Das würde also auch hinsichtlich der Gewinnspanne sehr hilfreich sein. Natürlich befinden wir uns beim Aufbau der Produktionsanlage der Klasse 18A noch in der Anfangsphase. Aber im Laufe dieses Jahres und insbesondere im nächsten Jahr werden sich die Gewinnspannen stetig verbessern, was uns ebenfalls helfen wird.

Intel-Prozessor mit sichtbarem Code Q D3BA4 auf dem Display.
Intels Panther Lake Chip-Shot | Bildnachweis: Intel

Während man bisher davon ausging, dass Intel sich für externe Kunden auf den 14A-Prozess konzentrieren würde, hob Zinsner das wachsende Interesse am 18A-P-Prozess hervor. Diese Entwicklung deutet darauf hin, dass externe Aufträge schneller als erwartet realisiert werden könnten. Der 18A-P-Prozess ermöglicht es Kunden, ihre Produkte hinsichtlich Energieeffizienz individuell anzupassen und ist daher eine attraktive Option für große Unternehmen wie Apple, die ihn in ihre System-on-Chips (SoCs) der M-Serie integrieren könnten.

Ich glaube, er beginnt nun zu erkennen, dass dies tatsächlich auch für externe Kunden ein guter Knotenpunkt ist. Und wir verzeichnen bereits einige Anfragen bezüglich 18A-P als Foundry-Knotenpunkt. Es ist großartig, diese Entwicklung zu sehen.

Ein weiterer wichtiger Punkt in Zinsners Präsentation betraf den Produktionszeitplan für das 14A-Verfahren. Jüngste Berichte deuteten auf mögliche Verzögerungen hin, wobei einige Prognosen einen Produktionsstart erst 2028 voraussagten. Zinsner stellte jedoch klar, dass Intel weiterhin planmäßig vorgeht und die Risikoproduktion des 14A-Verfahrens bis 2027 und die Serienproduktion bis 2029 anstrebt. Das Unternehmen investiert umsichtig in das 14A-Verfahren und prüft Kundenanfragen und die interne Nachfrage, bevor größere Investitionen getätigt werden.

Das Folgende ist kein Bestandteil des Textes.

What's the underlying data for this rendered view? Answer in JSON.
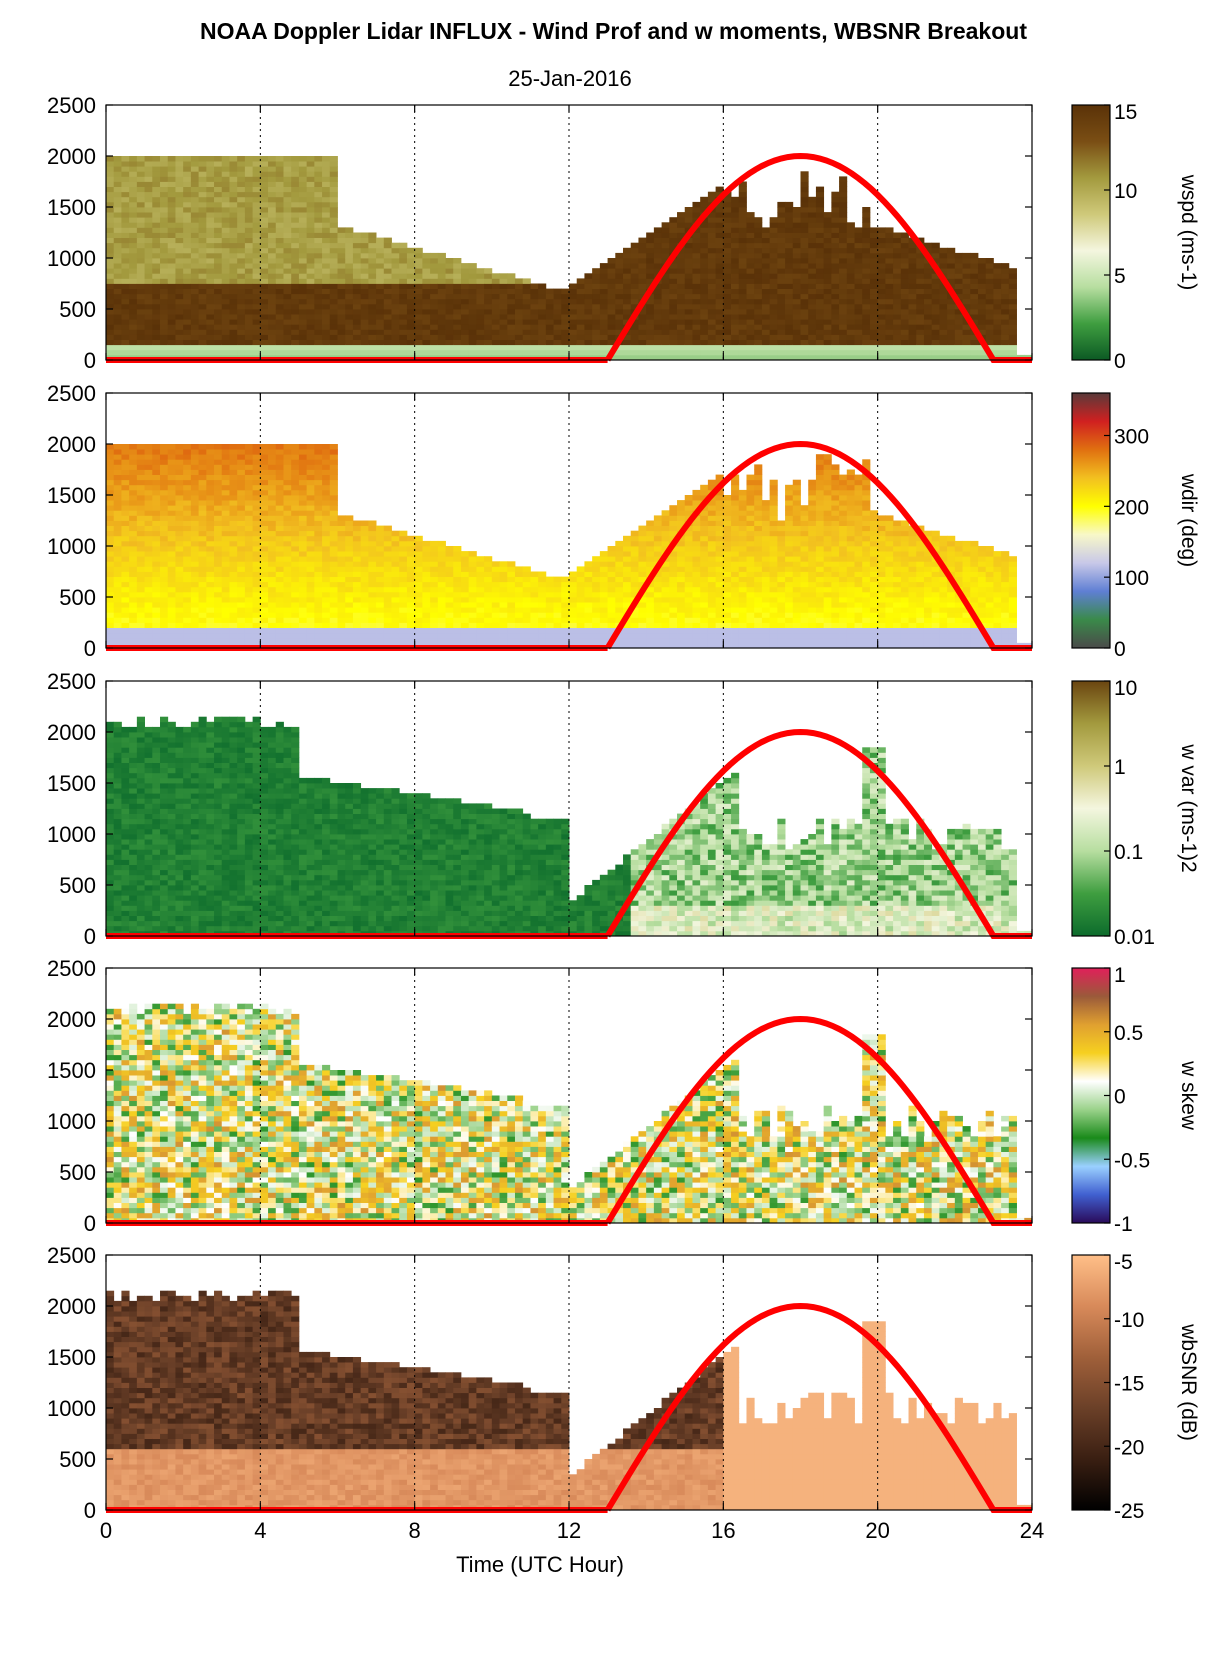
{
  "figure": {
    "title": "NOAA Doppler Lidar INFLUX - Wind Prof and w moments, WBSNR Breakout",
    "date": "25-Jan-2016",
    "xlabel": "Time (UTC Hour)",
    "xticks": [
      "0",
      "4",
      "8",
      "12",
      "16",
      "20",
      "24"
    ],
    "yticks": [
      "0",
      "500",
      "1000",
      "1500",
      "2000",
      "2500"
    ]
  },
  "chart_data": [
    {
      "type": "heatmap",
      "variable": "wspd",
      "colorbar_label": "wspd (ms-1)",
      "colorbar_ticks": [
        "0",
        "5",
        "10",
        "15"
      ],
      "clim": [
        0,
        15
      ],
      "colors": [
        "#0c5a24",
        "#3f9e40",
        "#b7dea0",
        "#f4f6df",
        "#cfc97a",
        "#a39a3e",
        "#7a4e14",
        "#5a3208"
      ],
      "xlim": [
        0,
        24
      ],
      "ylim": [
        0,
        2500
      ],
      "sun_curve": {
        "start_hour": 13,
        "end_hour": 23,
        "peak_hour": 18,
        "peak_height": 2000,
        "color": "#ff0000"
      }
    },
    {
      "type": "heatmap",
      "variable": "wdir",
      "colorbar_label": "wdir (deg)",
      "colorbar_ticks": [
        "0",
        "100",
        "200",
        "300"
      ],
      "clim": [
        0,
        360
      ],
      "colors": [
        "#4a4a4a",
        "#3a8a4a",
        "#5f7fd4",
        "#c8c8e8",
        "#f8f8c8",
        "#ffff00",
        "#f2c020",
        "#e07010",
        "#d02020",
        "#5a3a3a"
      ],
      "xlim": [
        0,
        24
      ],
      "ylim": [
        0,
        2500
      ],
      "sun_curve": {
        "start_hour": 13,
        "end_hour": 23,
        "peak_hour": 18,
        "peak_height": 2000,
        "color": "#ff0000"
      }
    },
    {
      "type": "heatmap",
      "variable": "w var",
      "colorbar_label": "w var (ms-1)2",
      "colorbar_ticks": [
        "0.01",
        "0.1",
        "1",
        "10"
      ],
      "clim": [
        0.01,
        10
      ],
      "colorbar_scale": "log",
      "colors": [
        "#0c6b2c",
        "#3f9e40",
        "#b7dea0",
        "#f4f6df",
        "#cfc97a",
        "#a39a3e",
        "#6a4510"
      ],
      "xlim": [
        0,
        24
      ],
      "ylim": [
        0,
        2500
      ],
      "sun_curve": {
        "start_hour": 13,
        "end_hour": 23,
        "peak_hour": 18,
        "peak_height": 2000,
        "color": "#ff0000"
      }
    },
    {
      "type": "heatmap",
      "variable": "w skew",
      "colorbar_label": "w skew",
      "colorbar_ticks": [
        "-1",
        "-0.5",
        "0",
        "0.5",
        "1"
      ],
      "clim": [
        -1,
        1
      ],
      "colors": [
        "#2a0a5a",
        "#4060d0",
        "#9ad0ff",
        "#1a8a1a",
        "#9ad28a",
        "#ffffff",
        "#f6d020",
        "#e0a030",
        "#9a5a3a",
        "#e0205a"
      ],
      "xlim": [
        0,
        24
      ],
      "ylim": [
        0,
        2500
      ],
      "sun_curve": {
        "start_hour": 13,
        "end_hour": 23,
        "peak_hour": 18,
        "peak_height": 2000,
        "color": "#ff0000"
      }
    },
    {
      "type": "heatmap",
      "variable": "wbSNR",
      "colorbar_label": "wbSNR (dB)",
      "colorbar_ticks": [
        "-25",
        "-20",
        "-15",
        "-10",
        "-5"
      ],
      "clim": [
        -25,
        -5
      ],
      "colors": [
        "#000000",
        "#3a1f12",
        "#6b4028",
        "#a0603a",
        "#d88a5a",
        "#ffbf88"
      ],
      "xlim": [
        0,
        24
      ],
      "ylim": [
        0,
        2500
      ],
      "sun_curve": {
        "start_hour": 13,
        "end_hour": 23,
        "peak_hour": 18,
        "peak_height": 2000,
        "color": "#ff0000"
      }
    }
  ]
}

Die Resonanz war gut. Daher sind wir vorsichtig optimistisch, dass dies ein Erfolg wird. Wir haben nun auch intern eine Nachfrage nach 14A.

Der Zeitplan war im Prinzip immer risikobehaftete Produktion 28, Volumen 29. Ich weiß, es gab da vielleicht etwas Verwirrung bezüglich der Telefonkonferenz, aber daran hat sich nichts geändert. Das hängt jetzt eher von den Kundenwünschen ab. Für unseren internen Bedarf können wir die risikobehaftete Produktion bereits 27 starten, was wir wahrscheinlich auch tun werden. Wenn ein Kunde das also im gleichen Zeitraum möchte, können wir das realisieren. Und die risikobehaftete Produktion kann durchaus nützliche Ergebnisse liefern.

Der Intel 18A-Prozessknoten bietet eine um 25 % höhere Frequenz bei ISO-Bedingungen und einen um 36 % geringeren Stromverbrauch bei gleicher Frequenz im Vergleich zu Intel 3 sowie eine um über 30 % höhere Dichte.
Intels 18A-Wafer | Bildnachweis: Intel

Intel sondiert zudem vielversprechende Möglichkeiten im Bereich Advanced Packaging. Zinsner sprach von erwarteten Kundenzusagen, die bereits in der zweiten Hälfte des laufenden Geschäftsjahres Umsätze in Milliardenhöhe generieren könnten. Produkte wie Intels EMIB und EMIB-T stoßen derzeit bei mehreren namhaften Fabless-Herstellern auf Interesse. Gespräche mit Apple, NVIDIA, Qualcomm und anderen Unternehmen laufen bereits. Es wird spekuliert, dass NVIDIA EMIB für seine kommenden Feynman-Chips nutzen könnte; mögliche Ankündigungen werden auf der GTC 2026 erwartet.

Als ich ursprünglich über das Verpackungsgeschäft nachdachte und mit Investoren sprach, legte ich Wert darauf, dass alle Beteiligten die Erfolge im dreistelligen Millionenbereich den kleineren Erfolgen im Milliardenbereich gegenüberstellten. So sollte man es betrachten. Inzwischen habe ich meine Herangehensweise jedoch revidiert, da wir kurz vor dem Abschluss einiger Verträge stehen, die ein jährliches Umsatzvolumen in Milliardenhöhe im Verpackungsbereich generieren.

Angesichts vielversprechender Entwicklungen bei ihren Wafer- und Packaging-Strategien ist Intel nun optimistisch, bis 2027 die Gewinnschwelle beim operativen Umsatz zu erreichen, vorausgesetzt, das Kundeninteresse wird in tatsächliche Aufträge umgewandelt. Obwohl die Bruttomargen der Intel Foundry in den letzten Quartalen unter Druck standen, dürften Verbesserungen bei den Ausbeuteraten und die steigende Nachfrage nach ausgereiften Fertigungstechnologien die Grundlage für eine Erholung der Foundry-Aktivitäten von Intel schaffen.